Chinna returns home and learns of the preparation for his engagement ceremony. Feeling that since Chella loved Karna, it must be family pressure that must have forced her to agree. Chinna then backs out. It is Chella's turn to be indignant about Chinna's mistrust of her love, and after giving him a piece of her mind, she backs out, with Chinna pleading for acceptance. After a period of separation, during which all ties between the two families are severed, both soon come to realise that they cannot live without their dearest friends and lovers. Chinna and Chella then reunite with their families.

== Production ==
Ajith Kumar signed the film in early 2001 after pulling out of Praveenkanth's Star. The producers initially approached Aishwarya Rai and then Preity Zinta to star, with their refusals leading to the casting of Jyothika. Miss World 1999, Yukta Mookhey was chosen to appear in an item number. Before filming began, Ajith became popular as an action hero due to films like Amarkkalam, Dheena and Citizen, so producer Ravichandran expressed his doubts to Ezhil about continuing a family-oriented film with an action hero like Ajith. But Ezhil was confident about Ajith's capabilities in pulling off varying roles.
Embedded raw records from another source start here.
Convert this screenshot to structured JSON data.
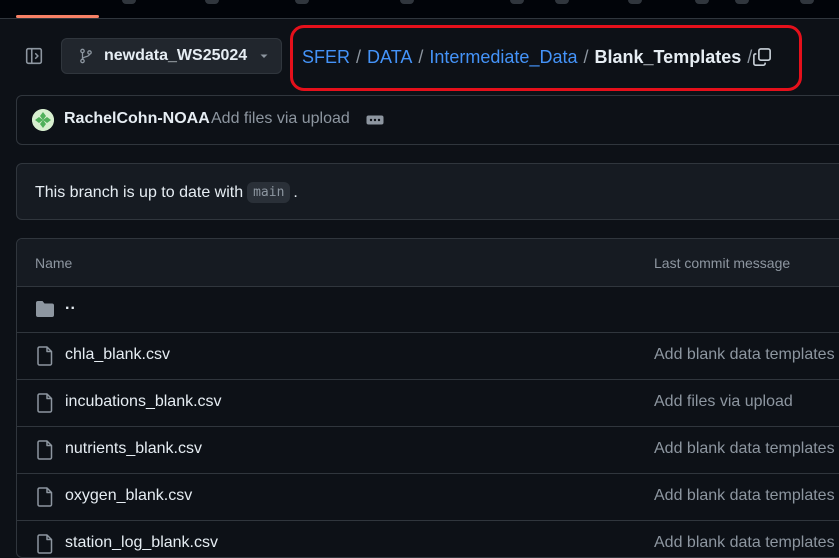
{
  "header": {
    "branch": "newdata_WS25024",
    "breadcrumb": [
      {
        "label": "SFER"
      },
      {
        "label": "DATA"
      },
      {
        "label": "Intermediate_Data"
      },
      {
        "label": "Blank_Templates"
      }
    ],
    "separator": "/",
    "trailing_separator": "/"
  },
  "commit": {
    "author": "RachelCohn-NOAA",
    "message": "Add files via upload"
  },
  "status": {
    "text_before": "This branch is up to date with",
    "branch": "main",
    "text_after": "."
  },
  "table": {
    "columns": {
      "name": "Name",
      "last_commit": "Last commit message"
    },
    "rows": [
      {
        "type": "folder",
        "name": "..",
        "commit_message": ""
      },
      {
        "type": "file",
        "name": "chla_blank.csv",
        "commit_message": "Add blank data templates"
      },
      {
        "type": "file",
        "name": "incubations_blank.csv",
        "commit_message": "Add files via upload"
      },
      {
        "type": "file",
        "name": "nutrients_blank.csv",
        "commit_message": "Add blank data templates"
      },
      {
        "type": "file",
        "name": "oxygen_blank.csv",
        "commit_message": "Add blank data templates"
      },
      {
        "type": "file",
        "name": "station_log_blank.csv",
        "commit_message": "Add blank data templates"
      }
    ]
  },
  "colors": {
    "background": "#0d1117",
    "link": "#4493f8",
    "muted": "#8d96a0",
    "border": "#30363d",
    "highlight": "#e5101b"
  },
  "icons": {
    "sidebar": "sidebar-collapse-icon",
    "branch": "git-branch-icon",
    "dropdown": "triangle-down-icon",
    "copy": "copy-icon",
    "ellipsis": "kebab-horizontal-icon",
    "folder": "folder-icon",
    "file": "file-icon"
  }
}
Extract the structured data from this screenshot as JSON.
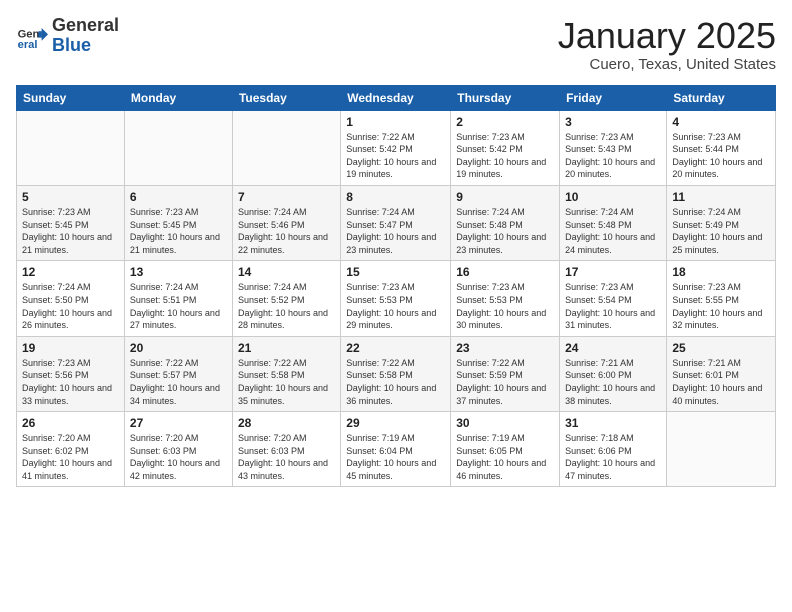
{
  "logo": {
    "general": "General",
    "blue": "Blue"
  },
  "title": "January 2025",
  "subtitle": "Cuero, Texas, United States",
  "days_of_week": [
    "Sunday",
    "Monday",
    "Tuesday",
    "Wednesday",
    "Thursday",
    "Friday",
    "Saturday"
  ],
  "weeks": [
    [
      {
        "day": "",
        "info": ""
      },
      {
        "day": "",
        "info": ""
      },
      {
        "day": "",
        "info": ""
      },
      {
        "day": "1",
        "info": "Sunrise: 7:22 AM\nSunset: 5:42 PM\nDaylight: 10 hours and 19 minutes."
      },
      {
        "day": "2",
        "info": "Sunrise: 7:23 AM\nSunset: 5:42 PM\nDaylight: 10 hours and 19 minutes."
      },
      {
        "day": "3",
        "info": "Sunrise: 7:23 AM\nSunset: 5:43 PM\nDaylight: 10 hours and 20 minutes."
      },
      {
        "day": "4",
        "info": "Sunrise: 7:23 AM\nSunset: 5:44 PM\nDaylight: 10 hours and 20 minutes."
      }
    ],
    [
      {
        "day": "5",
        "info": "Sunrise: 7:23 AM\nSunset: 5:45 PM\nDaylight: 10 hours and 21 minutes."
      },
      {
        "day": "6",
        "info": "Sunrise: 7:23 AM\nSunset: 5:45 PM\nDaylight: 10 hours and 21 minutes."
      },
      {
        "day": "7",
        "info": "Sunrise: 7:24 AM\nSunset: 5:46 PM\nDaylight: 10 hours and 22 minutes."
      },
      {
        "day": "8",
        "info": "Sunrise: 7:24 AM\nSunset: 5:47 PM\nDaylight: 10 hours and 23 minutes."
      },
      {
        "day": "9",
        "info": "Sunrise: 7:24 AM\nSunset: 5:48 PM\nDaylight: 10 hours and 23 minutes."
      },
      {
        "day": "10",
        "info": "Sunrise: 7:24 AM\nSunset: 5:48 PM\nDaylight: 10 hours and 24 minutes."
      },
      {
        "day": "11",
        "info": "Sunrise: 7:24 AM\nSunset: 5:49 PM\nDaylight: 10 hours and 25 minutes."
      }
    ],
    [
      {
        "day": "12",
        "info": "Sunrise: 7:24 AM\nSunset: 5:50 PM\nDaylight: 10 hours and 26 minutes."
      },
      {
        "day": "13",
        "info": "Sunrise: 7:24 AM\nSunset: 5:51 PM\nDaylight: 10 hours and 27 minutes."
      },
      {
        "day": "14",
        "info": "Sunrise: 7:24 AM\nSunset: 5:52 PM\nDaylight: 10 hours and 28 minutes."
      },
      {
        "day": "15",
        "info": "Sunrise: 7:23 AM\nSunset: 5:53 PM\nDaylight: 10 hours and 29 minutes."
      },
      {
        "day": "16",
        "info": "Sunrise: 7:23 AM\nSunset: 5:53 PM\nDaylight: 10 hours and 30 minutes."
      },
      {
        "day": "17",
        "info": "Sunrise: 7:23 AM\nSunset: 5:54 PM\nDaylight: 10 hours and 31 minutes."
      },
      {
        "day": "18",
        "info": "Sunrise: 7:23 AM\nSunset: 5:55 PM\nDaylight: 10 hours and 32 minutes."
      }
    ],
    [
      {
        "day": "19",
        "info": "Sunrise: 7:23 AM\nSunset: 5:56 PM\nDaylight: 10 hours and 33 minutes."
      },
      {
        "day": "20",
        "info": "Sunrise: 7:22 AM\nSunset: 5:57 PM\nDaylight: 10 hours and 34 minutes."
      },
      {
        "day": "21",
        "info": "Sunrise: 7:22 AM\nSunset: 5:58 PM\nDaylight: 10 hours and 35 minutes."
      },
      {
        "day": "22",
        "info": "Sunrise: 7:22 AM\nSunset: 5:58 PM\nDaylight: 10 hours and 36 minutes."
      },
      {
        "day": "23",
        "info": "Sunrise: 7:22 AM\nSunset: 5:59 PM\nDaylight: 10 hours and 37 minutes."
      },
      {
        "day": "24",
        "info": "Sunrise: 7:21 AM\nSunset: 6:00 PM\nDaylight: 10 hours and 38 minutes."
      },
      {
        "day": "25",
        "info": "Sunrise: 7:21 AM\nSunset: 6:01 PM\nDaylight: 10 hours and 40 minutes."
      }
    ],
    [
      {
        "day": "26",
        "info": "Sunrise: 7:20 AM\nSunset: 6:02 PM\nDaylight: 10 hours and 41 minutes."
      },
      {
        "day": "27",
        "info": "Sunrise: 7:20 AM\nSunset: 6:03 PM\nDaylight: 10 hours and 42 minutes."
      },
      {
        "day": "28",
        "info": "Sunrise: 7:20 AM\nSunset: 6:03 PM\nDaylight: 10 hours and 43 minutes."
      },
      {
        "day": "29",
        "info": "Sunrise: 7:19 AM\nSunset: 6:04 PM\nDaylight: 10 hours and 45 minutes."
      },
      {
        "day": "30",
        "info": "Sunrise: 7:19 AM\nSunset: 6:05 PM\nDaylight: 10 hours and 46 minutes."
      },
      {
        "day": "31",
        "info": "Sunrise: 7:18 AM\nSunset: 6:06 PM\nDaylight: 10 hours and 47 minutes."
      },
      {
        "day": "",
        "info": ""
      }
    ]
  ]
}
Twin bungalows were erected in Prasad Studios for the film by art director Prabhakaran as the director could not locate a twin bungalow in the same compound. One house was built to feature antiques and the other with modern artefacts and computers. It took seventy five days to complete the set with the help of six hundred people. During the making of the film, Ajith was admitted to a Chennai city hospital for a surgery of his backbone causing a month's delay in the film's release.

== Soundtrack ==
The soundtrack was composed by Vidyasagar, with lyrics by Vairamuthu. The song "Kaadhal Vandhadhum" is set in Kapi raga. Vidyasagar reused the tune later in Telugu as "Pannendintiki Padukkonte", for the 2002 Telugu film Neetho.

Track listing
| No. | Title | Singer(s) | Length |
|---|---|---|---|
| 1. | "Kaadhal Vandhadhum" | K. J. Yesudas, Sadhana Sargam | 5:35 |
| 2. | "Pudhu Malar Thottu" | Sriram Parthasarathy | 4:42 |
| 3. | "Thirumana Malargal" | Swarnalatha | 6:14 |
| 4. | "Thalaattum Kaatre" | Shankar Mahadevan | 5:25 |
| 5. | "Chella Namm Veettukku" | Malaysia Vasudevan, Sujatha Mohan, Harish Raghavendra, Sangeetha Sajith | 4:51 |
| 6. | "Yukthaamukhi" | Devan, Clinton Cerejo | 5:37 |
| Total length: |  |  | 32:24 |

== Release and reception ==
Poovellam Un Vaasam was released on 17 August 2001. A critic from The Hindu labelled it as "reasonably interesting", with Ajith's performance being praised as "natural and neat". Visual Dasan of Kalki, playing on the film's title, said "Poovellam Serial Vaasam" (the flowers bear the smell of serials). Rajitha of Rediff.com wrote, "Trouble is the story/script/screenplay which, in a word, is insipid. To the point where, when the movie crescendoes with the two once-close families splitting amidst high drama, you put a polite hand up to stifle a yawn". The success of the film prompted Ezhil, Ajith and Jyothika to team up for a venture the following year with Raja (2002). K. N. Vijiyan of New Straits Times called it "strictly for Ajith and Jyothika fans". Malini Mannath of Chennai Online wrote "No effort has been spared to make it a lavish production. The songs are pleasantly picturised, with Arthur Wilson's camera capturing the richness of the sets and the colourful ambience. But what is lacking is a clear script and freshness in narration".

== Accolades ==
Poovellam Un Vaasam won the Tamil Nadu State Film Award for Second Best Family Film and Ajith won a special prize from the committee. At the same ceremony, Sai won Best Costume Designer, Prabhakaran won Best Art Director, Kovai Sarala won Best Comedian and Vidyasagar won Best Music Director. Jyothika won the Cinema Express Award for Best Actress – Tamil, which was given to her by Ajith at the Cinema Express Awards. Ajith was nominated for the Filmfare Award for Best Actor – Tamil, and Jyothika for Best Actress – Tamil.